On voudrait n'y voir qu'un incident isolé. N'empêche, les images de manifestants détruisant rageusement, mardi 12 novembre à la faculté de droit de Lille, les exemplaires en vente du dernier livre de François Hollande suscitent un malaise tenace. Rappelant les autodafés pratiqués dans les années 1930 en Allemagne et ailleurs, elles témoignent d'une dégradation profonde du débat démocratique.

Dans une lecture optimiste, on pourra toujours déceler dans cette opération violente la confirmation que le livre reste bien l'un des instruments privilégiés de l'expression et des échanges d'idées, que certains veulent abattre.

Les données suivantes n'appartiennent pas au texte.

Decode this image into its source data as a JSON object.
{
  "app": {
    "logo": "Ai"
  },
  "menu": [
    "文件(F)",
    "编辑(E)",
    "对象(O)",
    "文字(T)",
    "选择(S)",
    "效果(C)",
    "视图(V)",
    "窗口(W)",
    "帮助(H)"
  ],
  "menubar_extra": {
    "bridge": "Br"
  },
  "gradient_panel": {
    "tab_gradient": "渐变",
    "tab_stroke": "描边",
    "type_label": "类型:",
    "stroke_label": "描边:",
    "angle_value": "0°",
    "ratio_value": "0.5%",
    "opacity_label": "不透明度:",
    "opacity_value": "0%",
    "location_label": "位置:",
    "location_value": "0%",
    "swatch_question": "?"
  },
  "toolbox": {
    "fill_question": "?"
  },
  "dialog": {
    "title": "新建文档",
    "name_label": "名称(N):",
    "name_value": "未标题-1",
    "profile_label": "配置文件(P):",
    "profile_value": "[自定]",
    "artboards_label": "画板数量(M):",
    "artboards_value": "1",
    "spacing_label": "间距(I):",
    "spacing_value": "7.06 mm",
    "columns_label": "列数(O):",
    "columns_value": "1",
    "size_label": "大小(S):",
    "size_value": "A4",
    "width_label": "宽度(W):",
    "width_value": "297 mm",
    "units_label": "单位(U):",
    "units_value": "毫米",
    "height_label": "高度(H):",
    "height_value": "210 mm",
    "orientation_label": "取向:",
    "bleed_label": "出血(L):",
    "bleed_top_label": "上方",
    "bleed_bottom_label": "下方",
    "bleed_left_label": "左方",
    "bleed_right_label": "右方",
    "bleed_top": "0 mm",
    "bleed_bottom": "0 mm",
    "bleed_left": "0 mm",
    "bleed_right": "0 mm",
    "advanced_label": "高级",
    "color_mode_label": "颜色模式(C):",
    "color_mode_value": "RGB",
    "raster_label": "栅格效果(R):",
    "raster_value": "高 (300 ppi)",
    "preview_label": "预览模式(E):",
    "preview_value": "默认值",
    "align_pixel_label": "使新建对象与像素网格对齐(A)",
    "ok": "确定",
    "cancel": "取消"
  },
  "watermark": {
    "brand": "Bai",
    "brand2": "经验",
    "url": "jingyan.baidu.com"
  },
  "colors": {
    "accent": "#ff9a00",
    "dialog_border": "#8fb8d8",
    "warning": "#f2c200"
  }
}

Mais elle révèle plus encore la montée de l'indifférence, quand ce n'est pas celle du mépris à l'égard d'un produit culturel dont l'usage et les fonctions sociales sont de plus en plus fréquemment méconnus, voire dénigrés dans de multiples cercles.

Trente-deux éditeurs de littérature générale le notent à leur manière en pointant, dans une tribune parue dans Le Monde (13 novembre), le recul du livre à la télévision. Certes, les écrivains et plus largement les auteurs, du moins les plus connus, font les beaux jours des émissions d'actualité ou de variété dont ils contribuent à composer les plateaux, admettent-ils. Mais leurs œuvres sont toujours plus mal exposées, et les émissions littéraires disparaissent, déplorent-ils en réclamant chez les directeurs des chaînes un sursaut volontariste.

Dans le même temps, la validation par les pouvoirs publics, puis par le Conseil d'Etat du changement de doctrine de l'Agessa interdisant la rémunération des directeurs de collection en droits d'auteur, et ce sans qu'un dispositif de remplacement ait été imaginé, conduit à restreindre le champ de la création éditoriale. Au-delà des acteurs de la chaîne du livre, l'élaboration d'une politique globale de soutien à la lecture, au livre et à la création est devenue une nécessité d'intérêt public.